Полилась тихая нежная мелодия с веселыми нотками, словно музыкант стал рассказывать о маленькой девочке-шалунье. Вот она прыгает на одной ножке, напевая что-то свое, ее веселый смех звенит в скрипичном звуке. А музыка уже рассказывает, как эта девочка превращается в девушку. Движения ее плавны и нежны, задумчивый взгляд устремлен вдаль, может, в будущее. Наконец, скрипка повествует о старой женщине, сидящей в кресле с вязаным чулком, с умилением вспоминающей свое детство…

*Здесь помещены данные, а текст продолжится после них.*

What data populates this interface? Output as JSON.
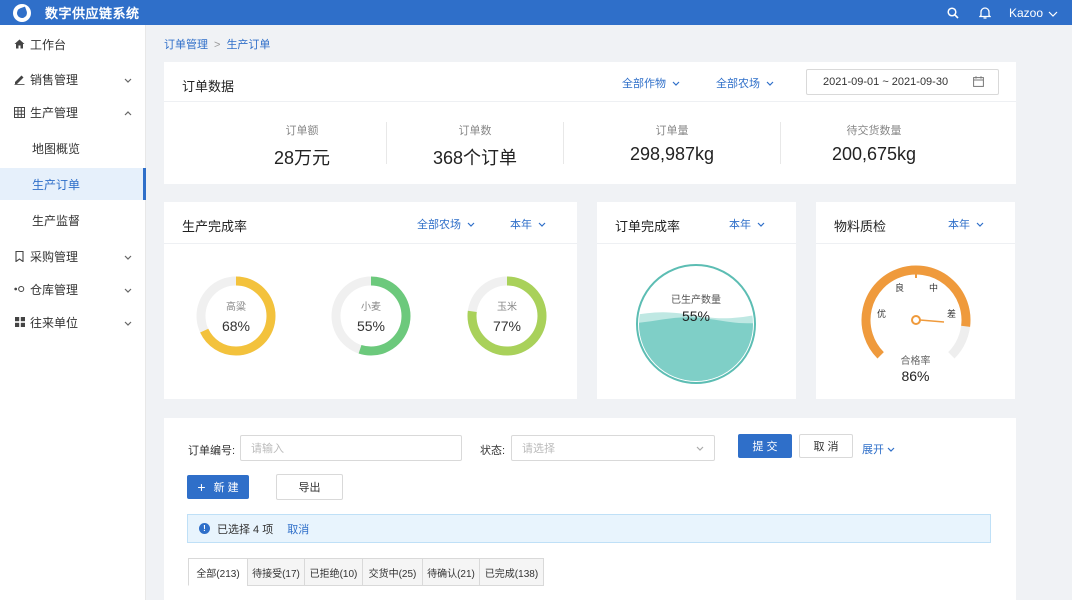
{
  "app": {
    "title": "数字供应链系统",
    "user": "Kazoo"
  },
  "colors": {
    "primary": "#2f6fc9",
    "sorghum": "#f3c23c",
    "wheat": "#6cc97c",
    "corn": "#a9d15a",
    "gauge": "#ef9a3c",
    "wave": "#7fcfc7"
  },
  "sidebar": {
    "items": [
      {
        "label": "工作台",
        "icon": "home-icon"
      },
      {
        "label": "销售管理",
        "icon": "pen-icon"
      },
      {
        "label": "生产管理",
        "icon": "grid-icon"
      },
      {
        "label": "采购管理",
        "icon": "bookmark-icon"
      },
      {
        "label": "仓库管理",
        "icon": "warehouse-icon"
      },
      {
        "label": "往来单位",
        "icon": "apps-icon"
      }
    ],
    "sub": [
      "地图概览",
      "生产订单",
      "生产监督"
    ]
  },
  "breadcrumb": {
    "parent": "订单管理",
    "current": "生产订单"
  },
  "order_data": {
    "title": "订单数据",
    "filter_crop": "全部作物",
    "filter_farm": "全部农场",
    "date_range": "2021-09-01 ~ 2021-09-30",
    "stats": [
      {
        "label": "订单额",
        "value": "28万元"
      },
      {
        "label": "订单数",
        "value": "368个订单"
      },
      {
        "label": "订单量",
        "value": "298,987kg"
      },
      {
        "label": "待交货数量",
        "value": "200,675kg"
      }
    ]
  },
  "production": {
    "title": "生产完成率",
    "filter_farm": "全部农场",
    "filter_year": "本年",
    "items": [
      {
        "name": "高粱",
        "value": "68%",
        "percent": 68
      },
      {
        "name": "小麦",
        "value": "55%",
        "percent": 55
      },
      {
        "name": "玉米",
        "value": "77%",
        "percent": 77
      }
    ]
  },
  "order_completion": {
    "title": "订单完成率",
    "filter_year": "本年",
    "label": "已生产数量",
    "value": "55%",
    "percent": 55
  },
  "quality": {
    "title": "物料质检",
    "filter_year": "本年",
    "grades": [
      "优",
      "良",
      "中",
      "差"
    ],
    "label": "合格率",
    "value": "86%",
    "percent": 86
  },
  "form": {
    "order_no_label": "订单编号:",
    "order_no_placeholder": "请输入",
    "status_label": "状态:",
    "status_placeholder": "请选择",
    "submit": "提 交",
    "cancel": "取 消",
    "expand": "展开",
    "new": "新 建",
    "export": "导出",
    "selected": "已选择 4 项",
    "cancel_select": "取消"
  },
  "tabs": [
    "全部(213)",
    "待接受(17)",
    "已拒绝(10)",
    "交货中(25)",
    "待确认(21)",
    "已完成(138)"
  ]
}
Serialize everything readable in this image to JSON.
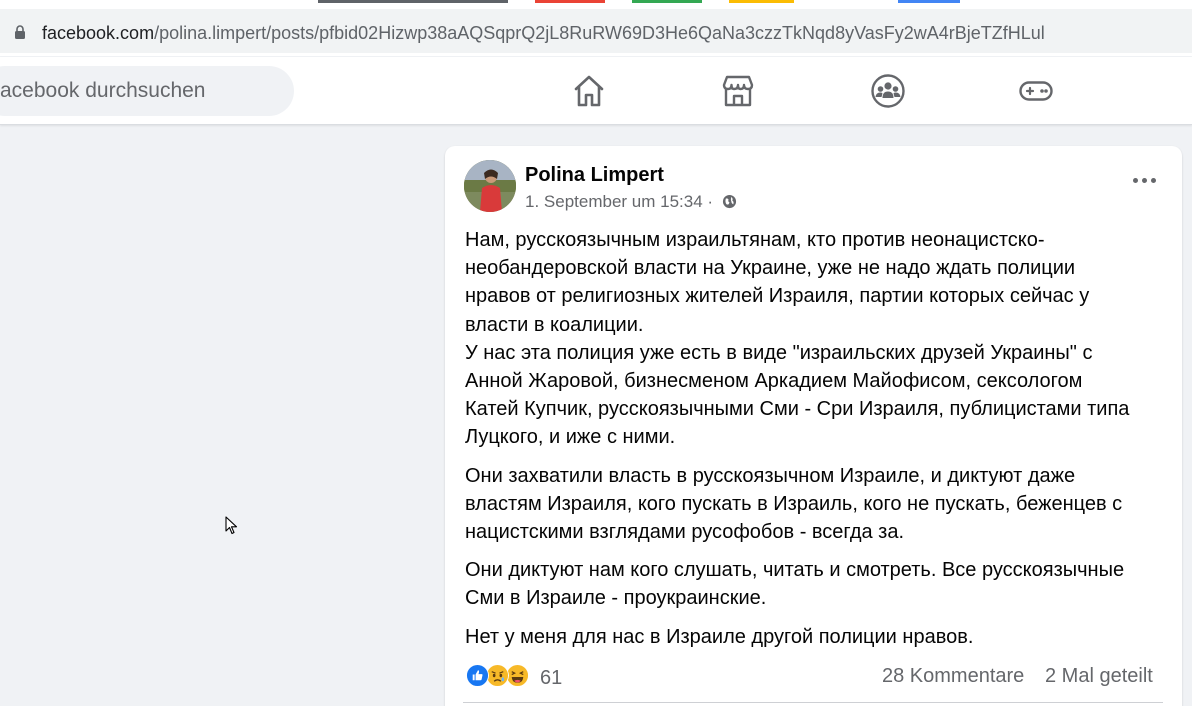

Скрипач, закрыв глаза и покачиваясь в такт музыке, словно всего себя отдавал нежным звукам скрипки. И пока он играл, в комнату поднабилось около сорока солдат. Каждый вновь приходящий, стараясь не шуметь, выбирал себе место на полу и устраивался поудобнее.
Наконец звук оборвался. Солдаты некоторое время молчали, потом раздались редкие хлопки, одобрительные, но спокойные голоса. Мне даже как-то неловко стало за своих товарищей, за их спокойную реакцию. Лишь спустя несколько лет, уже демобилизовавшись, я слушал по радио эту музыку в исполнении Давида Ойстраха и узнал, что это была соната № 25 Моцарта. Но солдатами она осталась непонятой.
Румыны тоже о чем-то между собой переговаривались. Наверное, поняли, что музыка впечатления не произвела. Капрал вновь поднял скрипку, закрыл глаза, помолчал и вдруг ударил смычком по струнам. Раздался сигнал тревоги. Солдаты замерли в напряженном ожидании. А скрипка уже продолжала вещать о чем-то грозном, тяжелом, злом, о каком-то всеобщем бедствии. Слезы и кровь. Скрипка стонет, плачет, кричит: «Беда! Горе! Вот оно!» Грохот канонады. Нашествие. Грозное и тяжелое…
Ах, как этой скрипке недоставало симфонического оркестра! Или хотя бы фортепианного сопровождения. Но солдаты все поняли. Это же война! Их лица застыли в суровом ожидании. Лишь желваки подрагивали на их лицах, руки непроизвольно сжаты в кулаки, глаза хмуро глядят в пространство, не замечая ничего перед собой.